Netflix’s “Operation Varsity Blues” (Credit: Netflix)

Hannah V. (12)

“I know that people that got in are super deserving,” says a girl after being rejected from her dream college, posted on YouTube. Cut to Olivia Jade, an influencer putting on fake eyelashes on her YouTube channel. Daughter of actress Lori Loughlin, known for playing Becky on “Full House”, and fashion designer Mossimo Giannulli, Olivia Jade, and her sister Bella had been accepted to USC – but not through the deserving way of merit and hard work. Instead, their parents took photos of them posing on a rowing machine and sent it to William “Rick” Singer, CEO of “The Key”, a private college counseling company, which secured their spot. This scene, depicted in Netflix’s recent documentary “Operation Varsity Blues: The College Admissions Scandal” is one of the many scenes that sheds light on the biases of college admissions. 

Rick Singer, the person behind this operation created a system called the “side-door”, where parents would make “donations” to his foundation, to hide that they were bribe payments. Singer would then take that money and channel it towards various methods of fraud. Some of these included giving money to athletic coaches and administrators to make it look like they were athletic recruits, even if they had never participated in the sport. Others could involve bribing college entrance exam administrators to allow someone else to take, and correct, the exam for the students. From 2011 to 2018, parents paid approximately 25 million dollars in bribes according to the FBI’s affidavit. More than 50 parents and eight institutions were involved in the scandal, including colleges such as the University of Southern California, the University of California – Los Angeles, the University of Texas, Yale, and Stanford. 

Netflix’s documentary “Operation Varsity Blues: The College Admissions Scandal” approaches the issue in an intriguing, creative way. Most of the documentary is comprised of reenactments from wiretap transcripts between Singer and the parents, which were released by the US government, with some having been slightly modified for coherence. 
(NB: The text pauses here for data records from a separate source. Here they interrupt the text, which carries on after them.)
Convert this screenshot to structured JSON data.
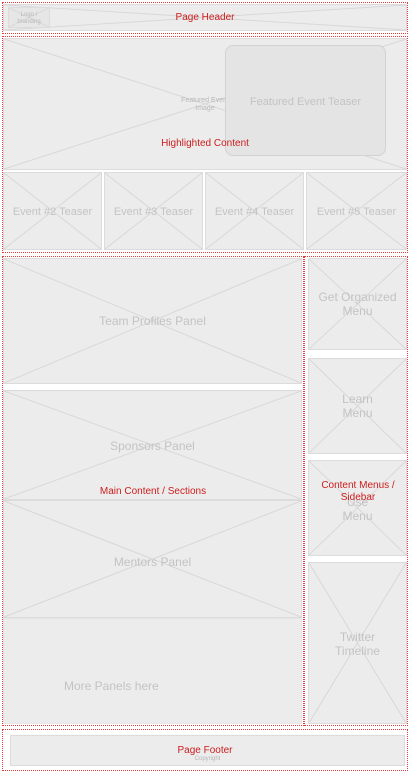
{
  "header": {
    "logo_label": "Logo / branding",
    "zone_label": "Page Header"
  },
  "highlighted": {
    "zone_label": "Highlighted Content",
    "featured_image_label": "Featured Event Image",
    "featured_teaser_label": "Featured Event Teaser",
    "teasers": [
      "Event #2 Teaser",
      "Event #3 Teaser",
      "Event #4 Teaser",
      "Event #5 Teaser"
    ]
  },
  "main": {
    "zone_label": "Main Content / Sections",
    "panels": [
      "Team Profiles Panel",
      "Sponsors Panel",
      "Mentors Panel",
      "More Panels here"
    ]
  },
  "sidebar": {
    "zone_label": "Content Menus / Sidebar",
    "menus": [
      "Get Organized Menu",
      "Learn Menu",
      "Use Menu",
      "Twitter Timeline"
    ]
  },
  "footer": {
    "zone_label": "Page Footer",
    "small_label": "Copyright"
  }
}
The other half of this documentary includes experts who talk in-depth about the entire fraudulent process. This lineup even includes John Vandemoer, a former sailing coach and head coach of the Stanford sailing team, who was involved first-hand in the admissions scandal. You can hear his account of the situation, his relationship with Singer, how he got caught up in Singer’s operation, and the defense of his innocence. You can almost sympathize with Vandemoer through his explanation, as it seemed as if he were slowly tricked into the scam.
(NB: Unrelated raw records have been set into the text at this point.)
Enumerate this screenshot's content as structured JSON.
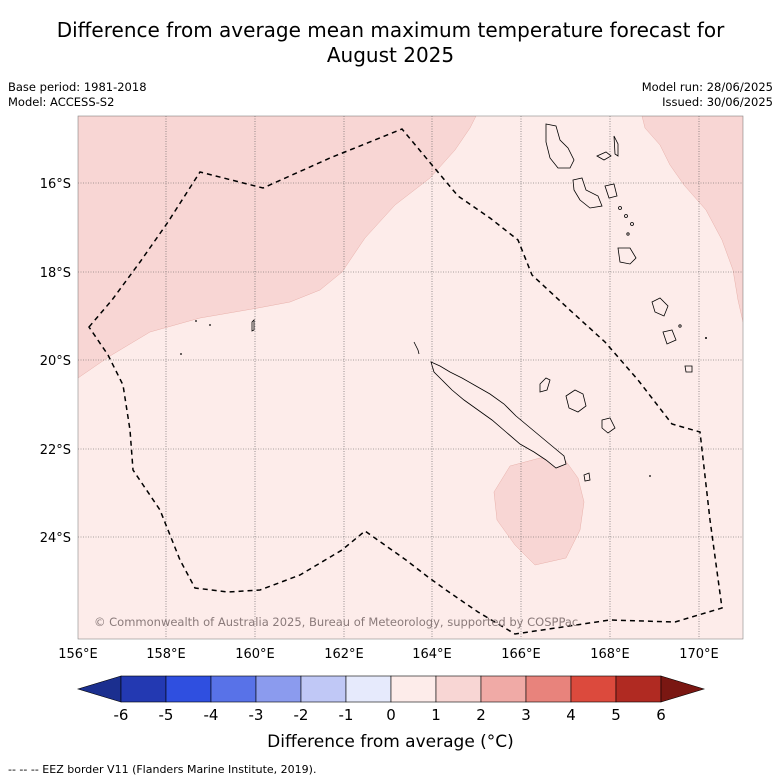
{
  "title_line1": "Difference from average mean maximum temperature forecast for",
  "title_line2": "August 2025",
  "base_period": "Base period: 1981-2018",
  "model": "Model: ACCESS-S2",
  "model_run": "Model run: 28/06/2025",
  "issued": "Issued: 30/06/2025",
  "copyright": "© Commonwealth of Australia 2025, Bureau of Meteorology, supported by COSPPac",
  "lon_ticks": [
    "156°E",
    "158°E",
    "160°E",
    "162°E",
    "164°E",
    "166°E",
    "168°E",
    "170°E"
  ],
  "lat_ticks": [
    "16°S",
    "18°S",
    "20°S",
    "22°S",
    "24°S"
  ],
  "colorbar": {
    "ticks": [
      "-6",
      "-5",
      "-4",
      "-3",
      "-2",
      "-1",
      "0",
      "1",
      "2",
      "3",
      "4",
      "5",
      "6"
    ],
    "colors": [
      "#1b2f8f",
      "#2339b2",
      "#2f4fe0",
      "#5872e8",
      "#8b9bee",
      "#c0c8f6",
      "#e6eafc",
      "#fdecea",
      "#f8d6d4",
      "#f0aaa6",
      "#e8837c",
      "#dc4a3d",
      "#b02a22",
      "#7a1712"
    ],
    "label": "Difference from average (°C)"
  },
  "legend_note": "--  --  -- EEZ border V11 (Flanders Marine Institute, 2019)."
}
Matthew Modine portrays Rick Singer in the reenactments of the recorded conversations.
(Credit: Netflix)

On the other hand, the portrayal of Rick Singer will without a doubt infuriate, attracting absolutely no sympathy from the audience. Singer clearly lies and manipulates his clients to get what he wants, and his nonchalant attitude towards the situation is frustrating. 

What stood out the most in this documentary were the visuals and the editing. The sequence of events allows the viewer to follow the story’s timeline of how the scandal was executed. One particular shot that stood out the most was the opening scene of the documentary, where there was a montage of people getting accepted to their dream schools, screaming in pure joy. However, once the scandal is unraveled, you see the rejections, students crying, and explaining their feelings about being rejected. It is gut-wrenching to see these reactions, considering the scandal that will inevitably take place, and how deeply the rejected students are affected. Meanwhile, you see people like Olivia Jade openly explaining before the scandal occurred how she doesn’t want to attend college, and only wants to go to the parties, but her parents are making her attend.

In the documentary, Aki Bello, a test prep expert said: “you have predominantly rich families who had every advantage…and yet they still cheated.” Seeing the entire scandal came into play is jaw-dropping; especially the ending, where it shows all the parents, their plea, and sentencing.

 “Operation Varsity Blues: The College Admissions Scandal” is a brilliantly executed documentary that not only shows the effect that the scandal had on students but also on the future of college admissions.